When the dominant view that children are weak and need protection is combined with resilience thinking (a view that children can autonomously adapt to their circumstances and overcome adversity), even the most well conceived social interventions to help children deal with childhood trauma run the risk of placing the responsibility for the work of forbearance on children themselves.


J. Marshall Beier, “Shifting the Burden: Childhoods, Resilience, Subjecthood,” Critical Studies on Security, vol. 3, no. 3 (2015).


What is this research about?

Children are often viewed by society and scholars as being weak, vulnerable, and lacking political subjecthood, meaning that they are incapable of acting autonomously. However, this view does not consider the conditions that cause children to take certain actions. For example, in the case of child soldiers, young people may be motivated to join by material benefits to them. An incomplete view of children’s subjecthood becomes especially problematic where scholars favour resilience thinking.

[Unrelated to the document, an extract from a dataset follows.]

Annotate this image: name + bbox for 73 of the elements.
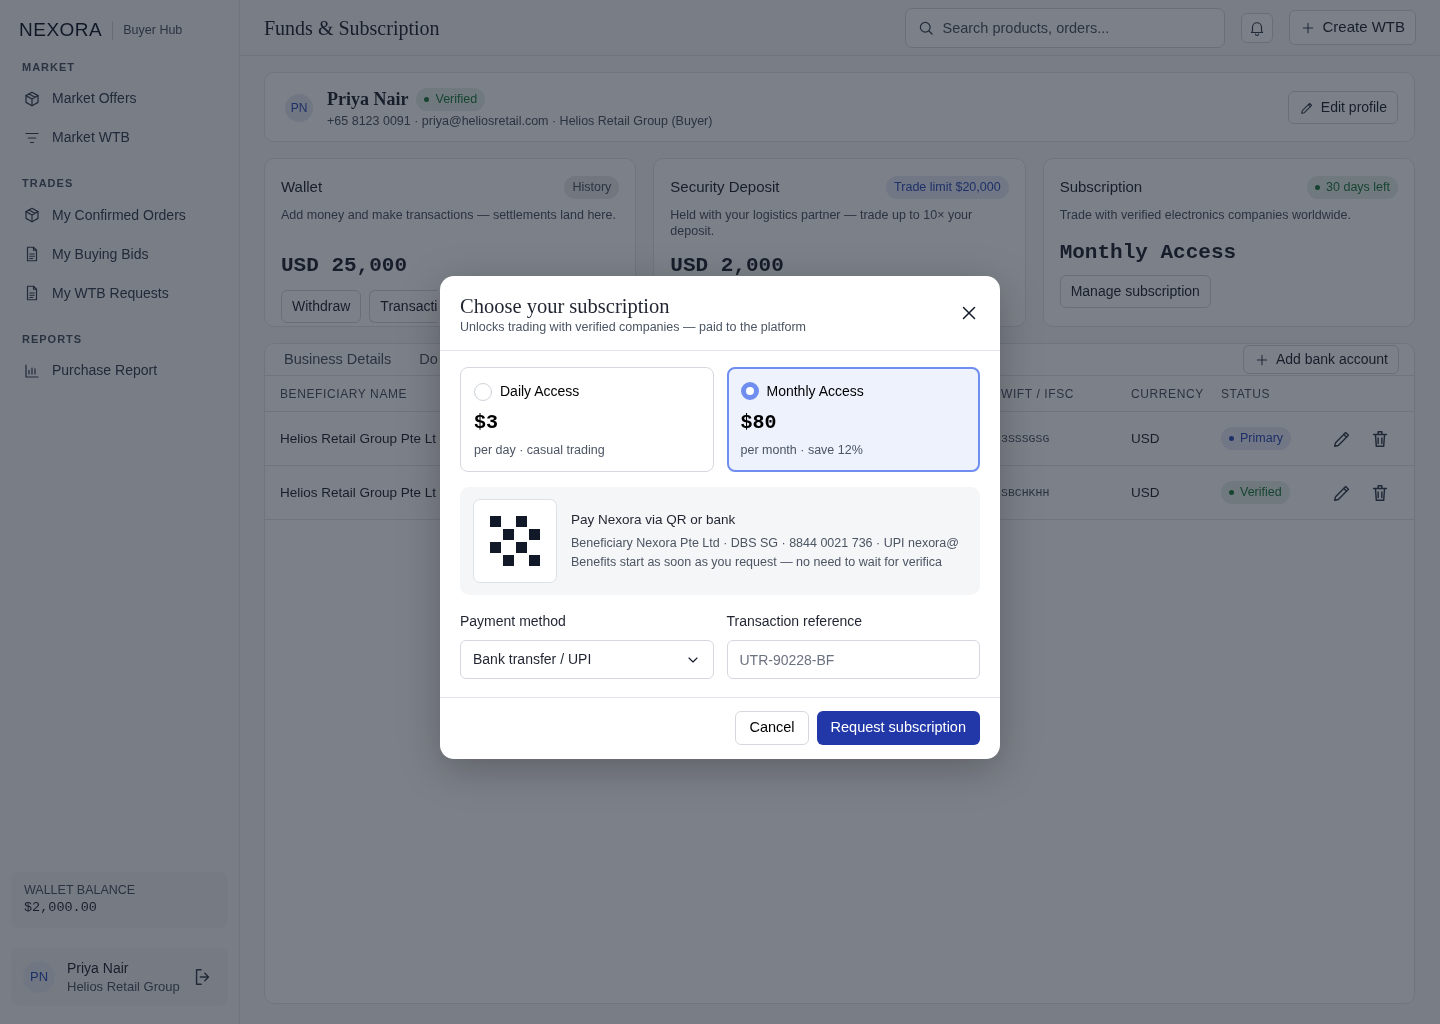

The purpose of this research is to critically examine the idea of resilience thinking in relation to childhood insecurity caused by external circumstances.

What did the researchers do?

The researcher drew from relevant literature in the field of Critical Security Studies to reflect on the positions occupied by children as child soldiers in war zones and as victims of natural disasters and in other more commonly experienced traumas, such as divorce.

What did the researchers find?

The researcher found that:

  • The dominance of the view that children are weak and vulnerable may move parents to place children in therapy when difficult situations occur, such as divorce, despite the fact that the most effective supports during these periods of adjustment are often non-interventionist ones, such as positive social environments at school and amongst peers. The emphasis on the role of the therapist in helping children adjust may narrow the kind of non-interventionist social support available to children.
  • Resilience thinking may appear to assign children a legitimate subjecthood by asserting that children can act autonomously by adapting to their deplorable circumstances. However, when the dominant view of children is combined with resilience thinking, the logic behind therapeutic interventions becomes such that the child bears practical responsibility for the work of forbearance. Resilience thinking promotes the acceptance of the circumstances by placing the emphasis on adaptation. The effect is to naturalize adversity and place it beyond the focus of the intervention, leaving the child no sense of any means to change his or her current circumstances. This also takes away the responsibility of those who actually have the power to address, remediate, and resolve the issues that the child is facing.

How can you use this research?

This research can help social workers and pediatric specialists to re-examine the current manner of thinking about children's lived experiences and of childhood itself. The issues it raises have significance also for other fields, such as Security Studies, in which resilience has drawn increasing interest in recent years. It is important to reflect on the political possibilities that resilience thinking enables and disables, and for whom, before adopting this view in research and in clinical fields dealing with issues of child trauma, mental health and wellbeing.